THE END OF IDEOLOGY

Cold War affluence coexisted with urban decay and racism, the seeds from which protest would soon flower. Yet to many observers in the 1950s it seemed that the ills of American society had been solved. In contrast to the turmoil of the 1930s and the immediate postwar years, the 1950s was a placid time, because of both widespread affluence and the narrowing of the boundaries of permissible political debate. The boom and bust cycles, mass unemployment, and economic insecurity of the past seemed largely to have disappeared. Scholars celebrated the “end of ideology” and the triumph of a democratic, capitalist “consensus” in which all Americans except the maladjusted and fanatics shared the same liberal values of individualism, respect for private property, and belief in equal opportunity. If problems remained, their solutions required technical adjustments, not structural change or aggressive political intervention.

As for religious differences, the source of persistent tension in American history, these were absorbed within a common “Judeo-Christian” heritage, a notion that became central to the cultural and political dialogue of the 1950s. This newly invented tradition sought to demonstrate that Catholics, Protestants, and Jews shared the same history and values and had all contributed to the evolution of American society. In the era of McCarthyism, ideological differences may have been un-American, but group pluralism reigned supreme, with the free exercise of religion yet another way of differentiating the American way of life from life under communism.

This postage stamp depicts four chaplains who perished during the sinking of an American ship during World War II. Its original design listed their denominations: Catholic, Protestant, and Jewish. When the stamp was issued in 1948, these words were omitted, in keeping with the emphasis on the newly invented idea of a Judeo-Christian tradition shared by all Americans.

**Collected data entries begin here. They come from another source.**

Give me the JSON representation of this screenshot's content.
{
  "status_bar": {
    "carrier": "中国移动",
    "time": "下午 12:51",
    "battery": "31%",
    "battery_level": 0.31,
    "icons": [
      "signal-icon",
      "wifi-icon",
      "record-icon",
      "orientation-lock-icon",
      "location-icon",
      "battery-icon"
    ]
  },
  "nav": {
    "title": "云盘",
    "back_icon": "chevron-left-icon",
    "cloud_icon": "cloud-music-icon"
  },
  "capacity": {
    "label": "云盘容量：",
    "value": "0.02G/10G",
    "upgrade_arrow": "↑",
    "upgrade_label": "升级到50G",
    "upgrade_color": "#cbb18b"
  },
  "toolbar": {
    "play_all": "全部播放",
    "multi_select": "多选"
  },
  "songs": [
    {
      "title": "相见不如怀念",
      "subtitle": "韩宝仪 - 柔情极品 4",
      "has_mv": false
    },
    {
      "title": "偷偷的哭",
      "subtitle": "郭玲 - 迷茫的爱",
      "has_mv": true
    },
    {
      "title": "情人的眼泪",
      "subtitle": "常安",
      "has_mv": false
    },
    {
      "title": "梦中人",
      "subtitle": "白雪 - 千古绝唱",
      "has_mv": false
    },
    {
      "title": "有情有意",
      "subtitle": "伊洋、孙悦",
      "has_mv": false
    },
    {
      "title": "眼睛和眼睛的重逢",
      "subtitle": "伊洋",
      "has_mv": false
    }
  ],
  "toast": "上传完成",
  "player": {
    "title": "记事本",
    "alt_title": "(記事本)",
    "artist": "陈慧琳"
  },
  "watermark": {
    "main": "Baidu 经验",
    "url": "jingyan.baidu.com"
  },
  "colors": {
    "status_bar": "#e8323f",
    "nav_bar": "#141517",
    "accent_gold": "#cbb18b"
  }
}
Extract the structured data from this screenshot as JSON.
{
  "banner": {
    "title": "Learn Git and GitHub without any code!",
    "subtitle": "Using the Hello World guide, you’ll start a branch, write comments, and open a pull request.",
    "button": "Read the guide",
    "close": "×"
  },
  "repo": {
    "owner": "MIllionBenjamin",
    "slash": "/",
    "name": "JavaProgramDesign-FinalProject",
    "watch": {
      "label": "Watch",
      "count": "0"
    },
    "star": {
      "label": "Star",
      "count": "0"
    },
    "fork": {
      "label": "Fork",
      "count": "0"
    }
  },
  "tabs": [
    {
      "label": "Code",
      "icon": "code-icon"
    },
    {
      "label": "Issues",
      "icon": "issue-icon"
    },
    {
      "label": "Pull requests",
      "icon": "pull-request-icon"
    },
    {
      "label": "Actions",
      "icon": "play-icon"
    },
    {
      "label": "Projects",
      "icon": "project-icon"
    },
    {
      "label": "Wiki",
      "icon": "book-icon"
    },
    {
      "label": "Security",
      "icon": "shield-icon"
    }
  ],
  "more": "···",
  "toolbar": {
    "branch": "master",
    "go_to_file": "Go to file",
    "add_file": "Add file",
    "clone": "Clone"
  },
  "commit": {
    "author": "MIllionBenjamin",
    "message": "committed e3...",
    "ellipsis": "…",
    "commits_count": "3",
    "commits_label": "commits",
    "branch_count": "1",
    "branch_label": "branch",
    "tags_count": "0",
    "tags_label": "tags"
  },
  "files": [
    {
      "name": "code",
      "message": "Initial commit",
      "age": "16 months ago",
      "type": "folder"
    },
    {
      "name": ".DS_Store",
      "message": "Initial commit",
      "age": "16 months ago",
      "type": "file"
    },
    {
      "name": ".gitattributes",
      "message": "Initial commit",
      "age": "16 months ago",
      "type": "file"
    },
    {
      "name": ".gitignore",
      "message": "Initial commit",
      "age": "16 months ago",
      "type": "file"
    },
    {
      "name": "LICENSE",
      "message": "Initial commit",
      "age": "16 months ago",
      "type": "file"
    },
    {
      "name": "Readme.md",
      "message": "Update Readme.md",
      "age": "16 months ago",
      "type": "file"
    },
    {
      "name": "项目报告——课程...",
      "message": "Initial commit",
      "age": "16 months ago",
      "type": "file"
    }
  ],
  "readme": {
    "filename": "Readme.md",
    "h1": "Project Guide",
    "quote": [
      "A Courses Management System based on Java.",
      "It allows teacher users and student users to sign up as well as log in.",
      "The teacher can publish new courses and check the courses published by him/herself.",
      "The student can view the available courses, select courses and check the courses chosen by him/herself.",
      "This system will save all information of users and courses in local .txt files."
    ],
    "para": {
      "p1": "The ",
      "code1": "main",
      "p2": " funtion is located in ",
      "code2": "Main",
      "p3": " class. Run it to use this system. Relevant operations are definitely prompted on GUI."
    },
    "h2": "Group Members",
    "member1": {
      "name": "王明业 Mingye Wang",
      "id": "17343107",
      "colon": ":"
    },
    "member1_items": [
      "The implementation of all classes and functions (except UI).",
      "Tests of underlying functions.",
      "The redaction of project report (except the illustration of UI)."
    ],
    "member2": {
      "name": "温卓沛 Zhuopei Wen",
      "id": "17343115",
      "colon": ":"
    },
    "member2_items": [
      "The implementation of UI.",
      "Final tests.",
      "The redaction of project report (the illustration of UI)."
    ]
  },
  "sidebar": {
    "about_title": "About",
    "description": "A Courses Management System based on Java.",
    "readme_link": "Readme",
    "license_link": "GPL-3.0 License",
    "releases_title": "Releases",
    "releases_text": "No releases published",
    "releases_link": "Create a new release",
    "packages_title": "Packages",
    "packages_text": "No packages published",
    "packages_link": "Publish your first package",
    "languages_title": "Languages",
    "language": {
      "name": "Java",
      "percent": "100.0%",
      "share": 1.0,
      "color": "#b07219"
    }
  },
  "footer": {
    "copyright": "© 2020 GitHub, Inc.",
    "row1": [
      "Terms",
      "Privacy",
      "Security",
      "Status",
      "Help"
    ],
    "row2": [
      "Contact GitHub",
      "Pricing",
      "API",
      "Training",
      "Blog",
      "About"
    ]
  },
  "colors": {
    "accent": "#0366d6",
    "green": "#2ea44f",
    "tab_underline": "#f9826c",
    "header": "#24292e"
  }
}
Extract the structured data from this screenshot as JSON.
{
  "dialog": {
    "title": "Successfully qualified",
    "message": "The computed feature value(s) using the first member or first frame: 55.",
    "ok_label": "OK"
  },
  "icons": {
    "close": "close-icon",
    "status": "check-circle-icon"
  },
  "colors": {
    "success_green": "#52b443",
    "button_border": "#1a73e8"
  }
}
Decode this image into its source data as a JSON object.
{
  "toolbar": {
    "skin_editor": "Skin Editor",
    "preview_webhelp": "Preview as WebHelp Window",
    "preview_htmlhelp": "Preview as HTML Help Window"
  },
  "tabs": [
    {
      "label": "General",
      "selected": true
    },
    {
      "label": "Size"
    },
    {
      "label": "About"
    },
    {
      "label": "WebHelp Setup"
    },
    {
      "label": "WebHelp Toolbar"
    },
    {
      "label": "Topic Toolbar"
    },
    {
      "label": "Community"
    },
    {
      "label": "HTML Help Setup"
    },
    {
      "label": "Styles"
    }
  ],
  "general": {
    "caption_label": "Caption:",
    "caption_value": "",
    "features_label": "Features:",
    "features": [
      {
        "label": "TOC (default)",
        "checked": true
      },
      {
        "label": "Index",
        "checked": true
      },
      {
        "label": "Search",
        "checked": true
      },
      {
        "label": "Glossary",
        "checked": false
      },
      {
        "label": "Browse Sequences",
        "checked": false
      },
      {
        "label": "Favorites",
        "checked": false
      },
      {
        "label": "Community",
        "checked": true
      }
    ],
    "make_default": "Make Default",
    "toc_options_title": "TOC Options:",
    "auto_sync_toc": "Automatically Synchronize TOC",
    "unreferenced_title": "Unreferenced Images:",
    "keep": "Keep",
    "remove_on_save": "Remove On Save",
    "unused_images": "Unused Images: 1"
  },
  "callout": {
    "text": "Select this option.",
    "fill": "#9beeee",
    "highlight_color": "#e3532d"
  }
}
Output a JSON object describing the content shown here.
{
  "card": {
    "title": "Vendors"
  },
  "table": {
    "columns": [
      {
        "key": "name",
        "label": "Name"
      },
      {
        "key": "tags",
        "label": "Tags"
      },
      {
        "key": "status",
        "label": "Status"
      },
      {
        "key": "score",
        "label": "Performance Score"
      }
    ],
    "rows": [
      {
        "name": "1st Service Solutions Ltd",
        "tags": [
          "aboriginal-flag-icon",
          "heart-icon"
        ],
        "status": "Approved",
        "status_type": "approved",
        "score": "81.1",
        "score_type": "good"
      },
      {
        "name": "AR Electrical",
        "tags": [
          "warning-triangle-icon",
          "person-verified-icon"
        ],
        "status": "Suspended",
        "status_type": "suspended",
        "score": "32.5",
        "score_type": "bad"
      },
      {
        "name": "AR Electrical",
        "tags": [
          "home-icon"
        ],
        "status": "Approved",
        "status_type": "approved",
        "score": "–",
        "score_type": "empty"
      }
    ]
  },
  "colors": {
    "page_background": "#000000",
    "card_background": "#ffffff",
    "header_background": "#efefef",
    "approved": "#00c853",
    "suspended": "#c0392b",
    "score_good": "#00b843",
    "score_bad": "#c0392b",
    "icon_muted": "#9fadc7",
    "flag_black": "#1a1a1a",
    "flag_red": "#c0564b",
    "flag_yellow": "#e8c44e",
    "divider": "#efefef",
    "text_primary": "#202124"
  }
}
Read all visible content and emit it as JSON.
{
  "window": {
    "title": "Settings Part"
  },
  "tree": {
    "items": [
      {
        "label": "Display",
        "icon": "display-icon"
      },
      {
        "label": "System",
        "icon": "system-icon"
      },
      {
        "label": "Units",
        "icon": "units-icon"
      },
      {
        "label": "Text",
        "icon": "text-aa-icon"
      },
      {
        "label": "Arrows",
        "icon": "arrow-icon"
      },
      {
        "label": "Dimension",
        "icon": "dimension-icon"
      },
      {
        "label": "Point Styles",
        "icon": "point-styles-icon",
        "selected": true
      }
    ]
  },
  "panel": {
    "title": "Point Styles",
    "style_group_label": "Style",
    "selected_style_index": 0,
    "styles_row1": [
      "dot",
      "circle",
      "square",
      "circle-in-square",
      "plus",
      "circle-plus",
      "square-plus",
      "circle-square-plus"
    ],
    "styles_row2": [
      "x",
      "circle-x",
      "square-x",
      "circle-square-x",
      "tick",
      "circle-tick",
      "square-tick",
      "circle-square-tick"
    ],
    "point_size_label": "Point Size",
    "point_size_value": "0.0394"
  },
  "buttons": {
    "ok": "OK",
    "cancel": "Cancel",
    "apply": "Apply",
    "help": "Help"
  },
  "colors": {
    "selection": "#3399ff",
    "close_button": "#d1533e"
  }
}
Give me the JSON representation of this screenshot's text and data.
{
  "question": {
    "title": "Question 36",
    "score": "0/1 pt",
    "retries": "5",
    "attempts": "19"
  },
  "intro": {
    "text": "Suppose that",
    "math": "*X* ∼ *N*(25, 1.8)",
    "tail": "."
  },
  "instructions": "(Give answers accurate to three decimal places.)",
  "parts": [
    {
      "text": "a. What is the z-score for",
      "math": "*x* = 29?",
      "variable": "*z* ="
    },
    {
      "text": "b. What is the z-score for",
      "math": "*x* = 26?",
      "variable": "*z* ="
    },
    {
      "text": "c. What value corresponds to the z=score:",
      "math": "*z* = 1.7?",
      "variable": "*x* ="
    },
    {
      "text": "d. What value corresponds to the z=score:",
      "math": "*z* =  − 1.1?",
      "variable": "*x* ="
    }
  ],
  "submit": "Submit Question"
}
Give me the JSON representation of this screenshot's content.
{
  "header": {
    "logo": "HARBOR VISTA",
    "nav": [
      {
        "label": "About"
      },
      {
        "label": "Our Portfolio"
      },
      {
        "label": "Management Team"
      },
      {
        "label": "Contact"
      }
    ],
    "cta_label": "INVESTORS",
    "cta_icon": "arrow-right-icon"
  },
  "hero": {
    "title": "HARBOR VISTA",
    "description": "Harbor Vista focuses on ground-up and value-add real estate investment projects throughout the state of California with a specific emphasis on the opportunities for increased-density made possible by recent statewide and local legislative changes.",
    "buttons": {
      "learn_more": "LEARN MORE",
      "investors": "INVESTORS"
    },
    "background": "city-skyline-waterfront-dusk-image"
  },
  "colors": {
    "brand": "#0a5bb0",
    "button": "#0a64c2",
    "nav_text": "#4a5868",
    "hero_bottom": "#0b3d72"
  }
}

The idea of a unified Judeo-Christian tradition overlooked the long history of hostility among religious denominations. But it reflected the decline of anti-Semitism and anti-Catholicism in the wake of World War II, as well as the ongoing secularization of American life. During the 1950s, a majority of Americans—the highest proportion in the nation’s history— were affiliated with a church or synagogue. Evangelists like Billy Graham used radio and television to spread the message of Christianity and anticommunism to millions. But as Will Herberg argued in his influential book Protestant-Catholic-Jew (1955), religion now had less to do with spiritual activities or sacred values than with personal identity, group assimilation, and the promotion of traditional morality. In an affluent suburban society, Herberg argued, the “common religion” was the American way of life, a marriage of democratic values and economic prosperity—in a phrase, “free enterprise.”